4. Originally Posted by pickslides
j,k,n are bigger than zero yes, but might not be 1,2,3 as you have suggested. Instead make them m, m+1 and m+2.
I just realized that only j, k, and n are consecutive.
$jn = 9$

$j = 9$

$n = 11$

$9 \times 11 = 99$

Number intervening 9 and 11 is 10, therefore units digit of k is 0.

5. Also these pairs work

19 21
29 31
39 41
49 51
59 61
... ...

6. This is a problem where you just want to start listing and look for the pattern

1 2 3
2 3 4
3 4 5
4 5 6
......

In less than 30 seconds you should discover that j=9, k=10, n=11 are the first set of numbers that "work."

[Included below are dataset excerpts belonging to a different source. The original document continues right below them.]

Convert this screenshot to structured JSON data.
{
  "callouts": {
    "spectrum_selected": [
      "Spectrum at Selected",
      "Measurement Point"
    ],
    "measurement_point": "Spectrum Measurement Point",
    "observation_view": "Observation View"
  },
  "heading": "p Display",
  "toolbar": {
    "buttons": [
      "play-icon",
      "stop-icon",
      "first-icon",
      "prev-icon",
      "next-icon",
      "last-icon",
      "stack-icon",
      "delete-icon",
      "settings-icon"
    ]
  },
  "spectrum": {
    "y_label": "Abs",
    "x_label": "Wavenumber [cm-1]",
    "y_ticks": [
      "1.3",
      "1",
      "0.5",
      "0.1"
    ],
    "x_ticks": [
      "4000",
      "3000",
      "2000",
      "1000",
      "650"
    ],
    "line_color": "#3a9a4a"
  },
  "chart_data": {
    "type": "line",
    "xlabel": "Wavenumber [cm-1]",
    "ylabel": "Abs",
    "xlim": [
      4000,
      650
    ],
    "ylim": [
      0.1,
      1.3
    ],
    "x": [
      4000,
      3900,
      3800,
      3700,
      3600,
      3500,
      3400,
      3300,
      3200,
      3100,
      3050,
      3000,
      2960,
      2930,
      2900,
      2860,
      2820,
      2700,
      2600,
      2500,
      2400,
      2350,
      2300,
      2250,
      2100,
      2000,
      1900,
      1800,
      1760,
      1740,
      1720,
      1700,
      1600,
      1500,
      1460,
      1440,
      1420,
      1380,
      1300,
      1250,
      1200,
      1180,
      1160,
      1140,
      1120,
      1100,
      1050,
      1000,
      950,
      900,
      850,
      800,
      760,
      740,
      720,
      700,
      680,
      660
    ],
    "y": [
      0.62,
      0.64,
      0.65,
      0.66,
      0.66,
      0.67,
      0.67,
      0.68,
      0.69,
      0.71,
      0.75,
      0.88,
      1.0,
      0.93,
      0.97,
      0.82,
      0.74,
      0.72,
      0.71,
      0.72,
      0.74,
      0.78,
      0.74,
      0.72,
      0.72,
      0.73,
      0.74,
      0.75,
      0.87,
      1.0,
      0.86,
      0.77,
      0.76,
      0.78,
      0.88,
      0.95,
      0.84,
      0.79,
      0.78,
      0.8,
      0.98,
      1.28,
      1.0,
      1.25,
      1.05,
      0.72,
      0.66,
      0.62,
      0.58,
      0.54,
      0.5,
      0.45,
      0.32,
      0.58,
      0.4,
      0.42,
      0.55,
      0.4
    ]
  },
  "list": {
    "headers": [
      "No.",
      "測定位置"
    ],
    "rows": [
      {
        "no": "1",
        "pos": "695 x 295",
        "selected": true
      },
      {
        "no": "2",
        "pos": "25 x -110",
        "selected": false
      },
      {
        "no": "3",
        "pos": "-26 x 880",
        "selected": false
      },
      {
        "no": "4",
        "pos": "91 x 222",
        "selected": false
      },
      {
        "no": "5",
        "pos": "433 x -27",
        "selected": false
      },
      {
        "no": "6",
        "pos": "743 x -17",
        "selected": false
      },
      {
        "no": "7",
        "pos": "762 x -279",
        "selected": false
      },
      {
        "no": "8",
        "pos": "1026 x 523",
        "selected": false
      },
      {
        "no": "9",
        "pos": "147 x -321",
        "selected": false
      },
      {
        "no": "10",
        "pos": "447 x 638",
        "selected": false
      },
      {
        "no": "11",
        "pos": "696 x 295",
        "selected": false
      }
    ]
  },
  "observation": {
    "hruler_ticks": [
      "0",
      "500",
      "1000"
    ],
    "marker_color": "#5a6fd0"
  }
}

7. Originally Posted by Hellbent
Hi,

If $j, k,$ and $n$ are consecutive integers such that $0 < j < k < n$ and the units digit of the product $jn$ is $9$, what is the units digit of $k$?

A. 0
B. 1
C. 2
D. 3
E. 4

I guessed E once but my final answer is C.
The question is a bit unclear to me. j, k and n are consecutive such that 0 < j < k < n; so 0 < 1 < 2 < 3, but j times n gives me 1 x 3 = 3 and not 9 as the problem states.
Also, since the integers are m, m+1, and m+2, you can use modular arthimetic.

$m(m+2)\equiv 9 \ \mbox{(mod 10)}$

Therefore, $m = 9+10t \ \ t\in\mathbb{Z} \ \ \ t\geq 0$.

$j=9+10t, \ k=(9+10t)+1, \ n=(9+10t)+2$